NVIDIA GPU Operator Government Ready on Openshift#

The NVIDIA GPU Operator now offers government-ready components for NVIDIA AI Enterprise customers. Government ready is NVIDIA’s designation for software that meets applicable security requirements for deployment in your FedRAMP High or equivalent sovereign use case. For more information on NVIDIA’s government-ready support, refer to the white paper AI Software for Regulated Environments.

Refer to the support components matrix for a full list of available GPU Operator government-ready components.
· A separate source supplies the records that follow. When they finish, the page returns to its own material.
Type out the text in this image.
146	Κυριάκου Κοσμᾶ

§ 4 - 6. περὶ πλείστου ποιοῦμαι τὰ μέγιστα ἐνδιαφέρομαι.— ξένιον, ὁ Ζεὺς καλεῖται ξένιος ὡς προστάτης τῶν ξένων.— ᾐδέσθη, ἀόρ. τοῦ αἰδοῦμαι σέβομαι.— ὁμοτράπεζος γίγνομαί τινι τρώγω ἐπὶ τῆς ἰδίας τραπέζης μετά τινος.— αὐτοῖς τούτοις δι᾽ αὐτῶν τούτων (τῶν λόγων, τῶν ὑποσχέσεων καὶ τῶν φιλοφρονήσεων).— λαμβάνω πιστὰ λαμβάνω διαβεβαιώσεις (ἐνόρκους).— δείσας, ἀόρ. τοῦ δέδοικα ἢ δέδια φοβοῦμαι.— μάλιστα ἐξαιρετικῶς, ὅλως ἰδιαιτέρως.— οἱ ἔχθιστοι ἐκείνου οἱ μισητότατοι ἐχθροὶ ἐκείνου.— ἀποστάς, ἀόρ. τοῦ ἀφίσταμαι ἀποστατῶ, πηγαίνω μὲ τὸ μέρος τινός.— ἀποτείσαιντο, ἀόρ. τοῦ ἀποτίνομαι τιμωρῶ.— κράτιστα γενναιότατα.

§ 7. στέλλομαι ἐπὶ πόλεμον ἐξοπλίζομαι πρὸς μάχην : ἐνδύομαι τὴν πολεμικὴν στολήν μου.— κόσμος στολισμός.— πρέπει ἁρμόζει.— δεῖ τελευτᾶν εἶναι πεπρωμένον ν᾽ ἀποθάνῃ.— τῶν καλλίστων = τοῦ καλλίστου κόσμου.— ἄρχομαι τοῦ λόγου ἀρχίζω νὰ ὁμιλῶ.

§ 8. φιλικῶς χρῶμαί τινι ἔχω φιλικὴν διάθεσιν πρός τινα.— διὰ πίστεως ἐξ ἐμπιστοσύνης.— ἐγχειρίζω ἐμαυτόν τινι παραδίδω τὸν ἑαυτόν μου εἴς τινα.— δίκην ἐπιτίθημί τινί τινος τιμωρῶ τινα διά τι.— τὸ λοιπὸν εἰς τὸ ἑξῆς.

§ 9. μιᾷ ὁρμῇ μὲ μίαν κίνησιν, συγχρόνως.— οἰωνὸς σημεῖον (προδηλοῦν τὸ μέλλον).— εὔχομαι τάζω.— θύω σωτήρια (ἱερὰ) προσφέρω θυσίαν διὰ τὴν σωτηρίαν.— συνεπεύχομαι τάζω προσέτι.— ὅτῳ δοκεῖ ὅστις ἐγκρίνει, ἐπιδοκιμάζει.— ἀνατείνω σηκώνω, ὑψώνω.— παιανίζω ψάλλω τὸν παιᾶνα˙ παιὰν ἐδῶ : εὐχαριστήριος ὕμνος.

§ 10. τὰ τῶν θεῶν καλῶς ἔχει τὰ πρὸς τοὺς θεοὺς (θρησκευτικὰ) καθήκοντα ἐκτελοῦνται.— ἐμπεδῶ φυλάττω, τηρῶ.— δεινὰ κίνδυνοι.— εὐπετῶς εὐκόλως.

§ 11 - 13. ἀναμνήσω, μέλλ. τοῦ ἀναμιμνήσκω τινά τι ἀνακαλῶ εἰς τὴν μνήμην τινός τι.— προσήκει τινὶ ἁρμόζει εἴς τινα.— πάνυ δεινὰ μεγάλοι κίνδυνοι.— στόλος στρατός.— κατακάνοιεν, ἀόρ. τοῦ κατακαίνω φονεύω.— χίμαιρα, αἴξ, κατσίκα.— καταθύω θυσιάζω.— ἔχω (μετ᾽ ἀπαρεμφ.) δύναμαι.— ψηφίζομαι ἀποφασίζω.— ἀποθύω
This page outlines how to install the NVIDIA GPU Operator government-ready components on Red Hat OpenShift Container Platform.

Prerequisites#

An active NVIDIA AI Enterprise subscription and NGC API token to access GPU Operator government-ready containers. Refer to Generating Your NGC API Key in the NVIDIA NGC User Guide for more information on NGC API tokens.
Red Hat OpenShift 4.19 in FIPS mode.
Node Feature Discovery Operator installed.
Optionally, Service Mesh for intra-cluster traffic encryption. By default, the NVIDIA GPU Operator does not encrypt traffic between its controller (and operands) and the Kubernetes API server. If you wish to encrypt this communication, you should deploy and maintain a service mesh application within the Kubernetes cluster to enable secure traffic.

Install GPU Operator Government Ready Components#

In the OpenShift Container Platform web console, from the side menu, navigate to Operators > OperatorHub and select All Projects.
In Operators > OperatorHub, search for the NVIDIA GPU Operator. For additional information, refer to the Red Hat OpenShift Container Platform documentation.
Select the NVIDIA GPU Operator, click Install. In the following screen, click Install.

Note

Here, you can select the namespace where you want to deploy the GPU Operator. The suggested namespace to use is the nvidia-gpu-operator. You can choose any existing namespace or create a new namespace under Select a Namespace.

Create NVIDIA NGC Image Pull Secret#

OpenShift has a secret object type which provides a mechanism for holding sensitive information such as passwords and private source repository credentials. Create a secret object for storing your NGC API key.

Navigate to Home > Projects and ensure that nvidia-gpu-operator is selected.
In the OpenShift Container Platform web console, click Secrets from the Workloads drop down.
Click the Create Drop down.
Select Image Pull Secret.
Enter the following into each field:
- Secret name: ngc-api-secret
- Authentication type: Image registry credentials
- Registry server address: nvcr.io
- Username: $oauthtoken
- Password: <NGC-API-KEY>
Click Create.

A pull secret is created.

Create the ClusterPolicy Instance#

When you install the NVIDIA GPU Operator in the OpenShift Container Platform, a custom resource definition for a ClusterPolicy is created. The ClusterPolicy configures the GPU Operator, configuring the image names and repository, pod restrictions and credentials, and more. Use the ClusterPolicy to set the NGC image pull secret and government ready repository.

In the OpenShift Container Platform web console, from the side menu, select Ecosystem > Installed Operators (for versions before 4.20, look for Operators > Installed Operators), and click NVIDIA GPU Operator.
Select the ClusterPolicy tab, then click Create ClusterPolicy. The platform assigns the default name gpu-cluster-policy.
Expand the NVIDIA GPU/vGPU Driver config section and set the following fields:
- version: 580.95.05-stig-fips
- image: gpu-driver-stig-fips
- repository: nvcr.io/nvidia
Expand Image Pull Secret in the Advanced configuration section and add your NGC image pull secret name.
- value: ngc-api-secret
Click Create.

At this point, the GPU Operator proceeds and installs all the required components to set up the NVIDIA GPUs in the OpenShift cluster. Wait at least 10 to 20 minutes before troubleshooting because this process can take some time to finish.
The status of the newly deployed ClusterPolicy gpu-cluster-policy for the NVIDIA GPU Operator changes to State:ready when the installation succeeds.